I think we've all been drinking from the water cooler a bit too much. Since when did it become a radical idea to produce your own food? It wasn't more than a hundred years ago that we were all doing it. Somewhere in recent history we were lured away from our self-sufficiency, dazzled by the brights lights of convenience and cheapness, and we never looked back, or questioned how this was all possible. And now we don't even remember how to grow a tomato.
I want my knowledge back. It's my rightful inheritance as a human being, and somebody stole it from me.

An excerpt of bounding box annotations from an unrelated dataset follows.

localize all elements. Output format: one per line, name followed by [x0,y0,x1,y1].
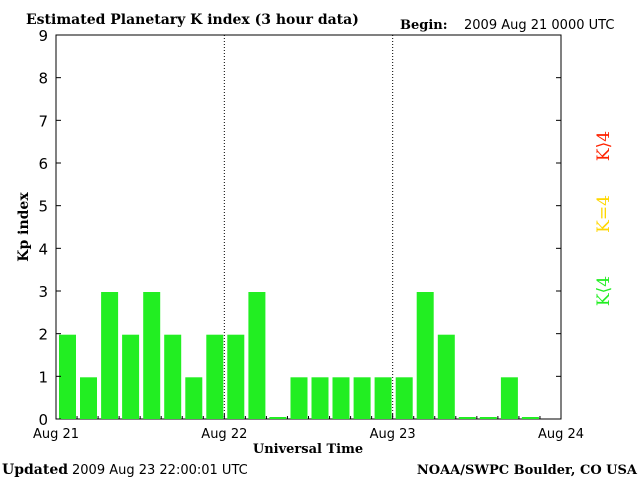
begin-value: 2009 Aug 21 0000 UTC [464,18,614,33]
kp-bar [227,334,245,419]
kp-bar [416,292,434,419]
legend-above-4: K⟩4 [594,131,614,161]
y-axis-ticks: 0 1 2 3 4 5 6 7 8 9 [38,27,561,429]
x-axis-label: Universal Time [253,442,363,457]
kp-bar [164,334,182,419]
legend-below-4: K⟨4 [594,276,614,306]
y-tick-label: 2 [38,326,48,344]
y-axis-label: Kp index [16,192,32,262]
begin-label: Begin: [400,18,448,33]
source-credit: NOAA/SWPC Boulder, CO USA [417,463,638,478]
kp-bar [311,377,329,419]
kp-bar [269,417,287,419]
x-tick-label: Aug 21 [33,427,79,442]
y-tick-label: 9 [38,27,48,45]
x-tick-label: Aug 23 [370,427,416,442]
kp-bar [206,334,224,419]
kp-bar [437,334,455,419]
y-tick-label: 4 [38,240,48,258]
kp-bar [59,334,76,419]
kp-bar [122,334,140,419]
bar-series [59,292,539,419]
kp-bar [332,377,350,419]
kp-bar [521,417,539,419]
kp-bar [143,292,161,419]
kp-bar [458,417,476,419]
x-tick-label: Aug 22 [201,427,247,442]
y-tick-label: 7 [38,112,48,130]
legend-equal-4: K=4 [594,195,614,233]
y-tick-label: 3 [38,283,48,301]
kp-bar [353,377,371,419]
x-tick-label: Aug 24 [538,427,584,442]
kp-bar [479,417,497,419]
y-tick-label: 0 [38,411,48,429]
updated-label: Updated [2,462,68,478]
kp-bar [395,377,413,419]
updated-value: 2009 Aug 23 22:00:01 UTC [72,463,248,478]
kp-bar [500,377,518,419]
kp-bar [185,377,203,419]
kp-bar [80,377,97,419]
kp-bar [248,292,266,419]
x-axis-ticks: Aug 21 Aug 22 Aug 23 Aug 24 [33,414,584,442]
kp-bar [374,377,392,419]
chart-title: Estimated Planetary K index (3 hour data… [26,12,359,28]
y-tick-label: 5 [38,198,48,216]
y-tick-label: 8 [38,70,48,88]
kp-bar [290,377,308,419]
y-tick-label: 6 [38,155,48,173]
kp-bar [101,292,119,419]
y-tick-label: 1 [38,368,48,386]
day-boundary-lines [223,35,394,419]
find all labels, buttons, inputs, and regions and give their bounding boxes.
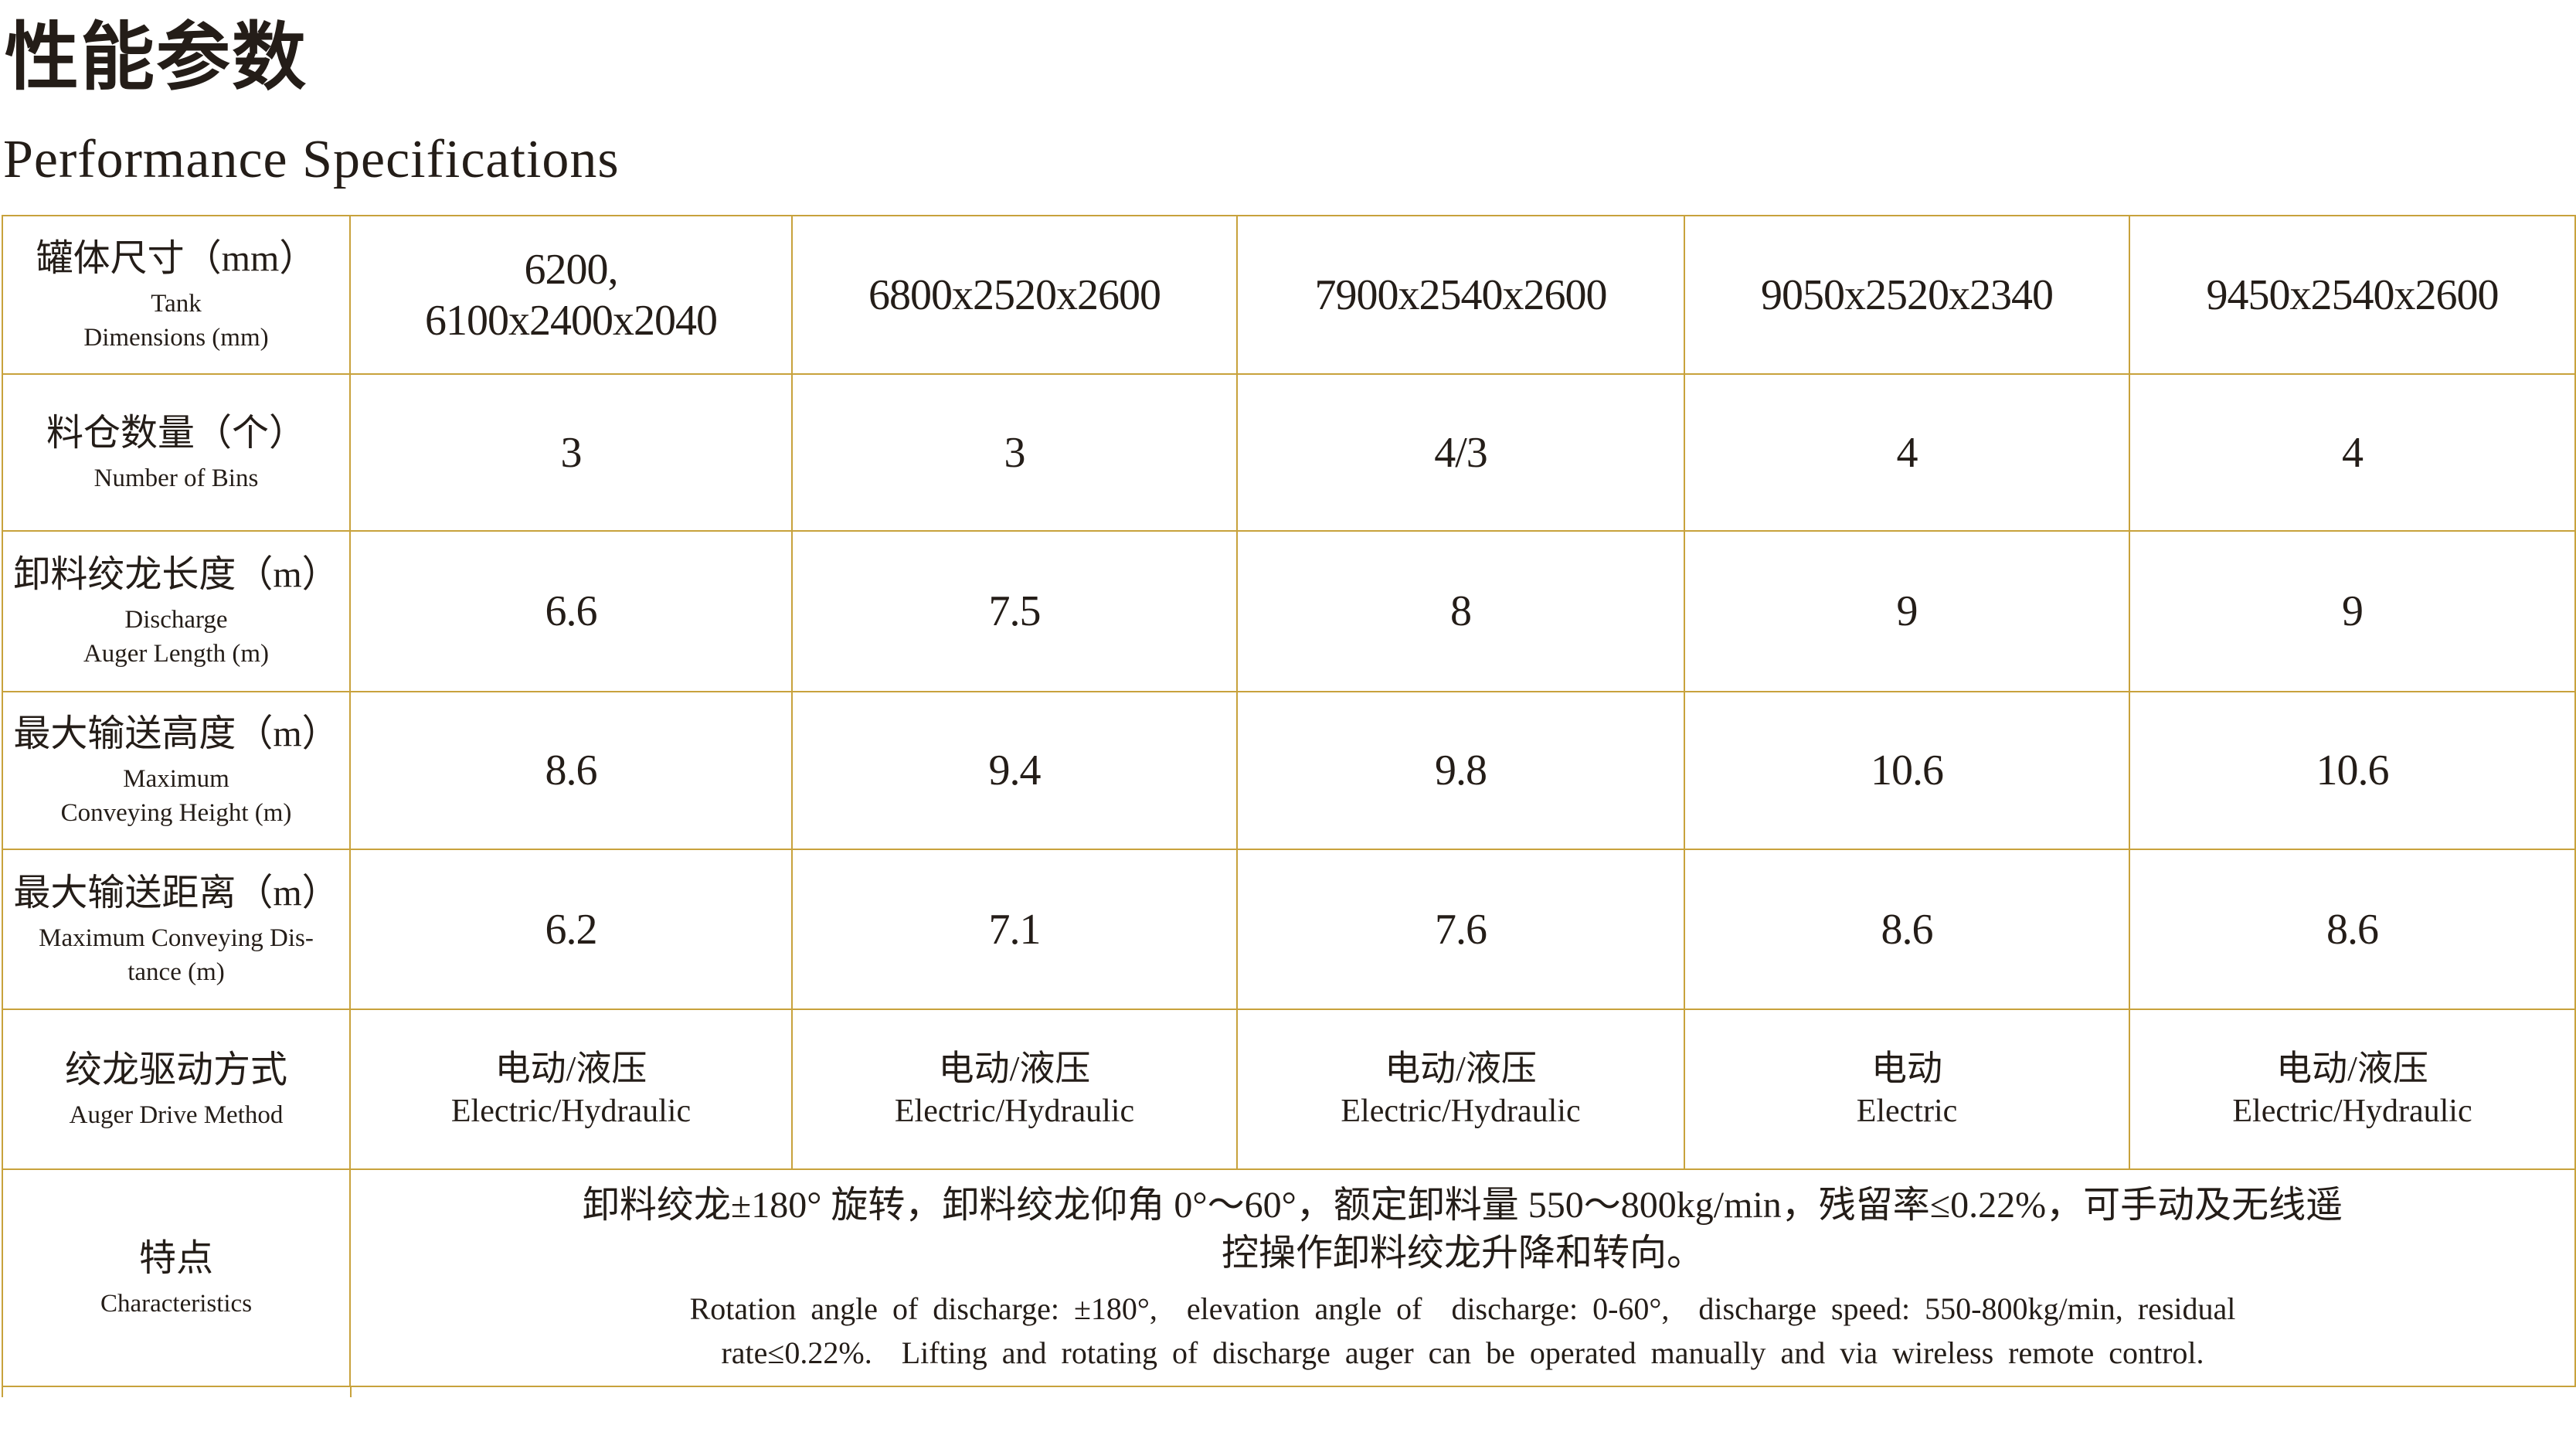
spec-cell: 4 <box>2129 373 2576 532</box>
spec-cell: 6.2 <box>349 849 793 1010</box>
table-row-number-of-bins: 料仓数量（个） Number of Bins 3 3 4/3 4 4 <box>2 373 2576 532</box>
row-label-tank-dimensions: 罐体尺寸（mm） Tank Dimensions (mm) <box>2 215 351 375</box>
row-label-en: Characteristics <box>100 1289 253 1318</box>
characteristics-zh-text: 卸料绞龙±180° 旋转，卸料绞龙仰角 0°～60°，额定卸料量 550～800… <box>582 1184 2343 1274</box>
spec-cell: 8 <box>1236 530 1685 692</box>
characteristics-en-text: Rotation angle of discharge: ±180°, elev… <box>689 1291 2236 1370</box>
characteristics-text-cell: 卸料绞龙±180° 旋转，卸料绞龙仰角 0°～60°，额定卸料量 550～800… <box>349 1168 2576 1387</box>
cropped-next-row-border-left <box>2 1386 3 1397</box>
spec-cell: 8.6 <box>349 691 793 850</box>
spec-cell: 7.5 <box>791 530 1238 692</box>
spec-cell: 9 <box>1684 530 2130 692</box>
spec-cell: 6800x2520x2600 <box>791 215 1238 375</box>
spec-cell: 7900x2540x2600 <box>1236 215 1685 375</box>
spec-cell: 6.6 <box>349 530 793 692</box>
performance-spec-table: 罐体尺寸（mm） Tank Dimensions (mm) 6200, 6100… <box>2 215 2576 1387</box>
row-label-en: Tank Dimensions (mm) <box>83 289 269 352</box>
spec-cell: 4/3 <box>1236 373 1685 532</box>
spec-cell: 电动/液压 Electric/Hydraulic <box>2129 1009 2576 1170</box>
spec-cell: 9.8 <box>1236 691 1685 850</box>
row-label-en: Maximum Conveying Dis- tance (m) <box>39 923 314 986</box>
row-label-conveying-height: 最大输送高度（m） Maximum Conveying Height (m) <box>2 691 351 850</box>
row-label-zh: 最大输送高度（m） <box>13 713 339 754</box>
table-row-conveying-height: 最大输送高度（m） Maximum Conveying Height (m) 8… <box>2 691 2576 850</box>
spec-cell: 10.6 <box>2129 691 2576 850</box>
table-row-auger-length: 卸料绞龙长度（m） Discharge Auger Length (m) 6.6… <box>2 530 2576 692</box>
row-label-zh: 料仓数量（个） <box>46 412 306 454</box>
spec-cell: 3 <box>349 373 793 532</box>
spec-cell: 9 <box>2129 530 2576 692</box>
spec-cell: 7.6 <box>1236 849 1685 1010</box>
spec-cell: 8.6 <box>1684 849 2130 1010</box>
spec-cell: 电动 Electric <box>1684 1009 2130 1170</box>
spec-cell: 电动/液压 Electric/Hydraulic <box>349 1009 793 1170</box>
row-label-en: Number of Bins <box>93 464 259 492</box>
spec-cell: 6200, 6100x2400x2040 <box>349 215 793 375</box>
spec-cell: 电动/液压 Electric/Hydraulic <box>791 1009 1238 1170</box>
spec-cell: 9.4 <box>791 691 1238 850</box>
row-label-characteristics: 特点 Characteristics <box>2 1168 351 1387</box>
row-label-en: Auger Drive Method <box>69 1100 284 1129</box>
row-label-zh: 特点 <box>138 1237 213 1279</box>
spec-cell: 3 <box>791 373 1238 532</box>
row-label-conveying-distance: 最大输送距离（m） Maximum Conveying Dis- tance (… <box>2 849 351 1010</box>
spec-cell: 7.1 <box>791 849 1238 1010</box>
row-label-auger-length: 卸料绞龙长度（m） Discharge Auger Length (m) <box>2 530 351 692</box>
spec-cell: 10.6 <box>1684 691 2130 850</box>
spec-cell: 9050x2520x2340 <box>1684 215 2130 375</box>
table-row-auger-drive-method: 绞龙驱动方式 Auger Drive Method 电动/液压 Electric… <box>2 1009 2576 1170</box>
row-label-zh: 卸料绞龙长度（m） <box>13 554 339 595</box>
row-label-zh: 最大输送距离（m） <box>13 872 339 913</box>
table-row-tank-dimensions: 罐体尺寸（mm） Tank Dimensions (mm) 6200, 6100… <box>2 215 2576 375</box>
spec-cell: 4 <box>1684 373 2130 532</box>
row-label-zh: 罐体尺寸（mm） <box>36 237 317 279</box>
spec-cell: 9450x2540x2600 <box>2129 215 2576 375</box>
page-subtitle: Performance Specifications <box>3 130 620 189</box>
row-label-number-of-bins: 料仓数量（个） Number of Bins <box>2 373 351 532</box>
table-row-conveying-distance: 最大输送距离（m） Maximum Conveying Dis- tance (… <box>2 849 2576 1010</box>
row-label-zh: 绞龙驱动方式 <box>64 1049 287 1090</box>
table-row-characteristics: 特点 Characteristics 卸料绞龙±180° 旋转，卸料绞龙仰角 0… <box>2 1168 2576 1387</box>
cropped-next-row-border-divider <box>350 1386 352 1397</box>
row-label-auger-drive-method: 绞龙驱动方式 Auger Drive Method <box>2 1009 351 1170</box>
spec-cell: 电动/液压 Electric/Hydraulic <box>1236 1009 1685 1170</box>
spec-cell: 8.6 <box>2129 849 2576 1010</box>
page-title: 性能参数 <box>5 16 308 99</box>
row-label-en: Discharge Auger Length (m) <box>83 606 270 668</box>
row-label-en: Maximum Conveying Height (m) <box>60 765 292 827</box>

It was my dad that gave me that second line- and I have to admit it puzzled me for a second because he was rightly confused. I was always a bunny hugger as a kid- I cried when my dog ate a moth I had "nursed back to health" in a margarine tub. I wrote a letter to Disney World after we vacationed there and went to a laser light show; I was so upset that they used fireworks that I was sure must have scared the animals. I ran an animal rights group in high school and hosted vegetarian food fairs in the cafeteria, handing out grotesque pictures of bald, beakless chickens to kids eating their lunches. Such is the passion of youth. It is magnetized to the extreme; it's all black and white. When I was a child, loving and respecting animals meant presenting my parents with a report outlining why I would like to be a vegetarian and how I planned to still eat healthy (a requirement by my wise mother). Now that I am older, my values haven't changed, but my perspective has. I've started to think that, maybe if I can't raise it and kill it myself, I shouldn't eat it. But if I can, then it might be the most wonderful way to insert myself back into the fabric and rhythm of life- to reclaim my connection to the earth and empower my family to live without fear of e-coli recalls and ammonia-soaked beef filler. I haven't done it yet, but I have a feeling that holding a day-old chick in my hands, raising it with care and dignity, thanking it for giving it's life to sustain us, and then harvesting it with my own hands will be a spiritual experience unlike anything I've ever experienced in church.
Sorry if that was too heavy for a Monday morning. I'm feeling righteous today. Lighthearted crafty stuff tomorrow, I promise!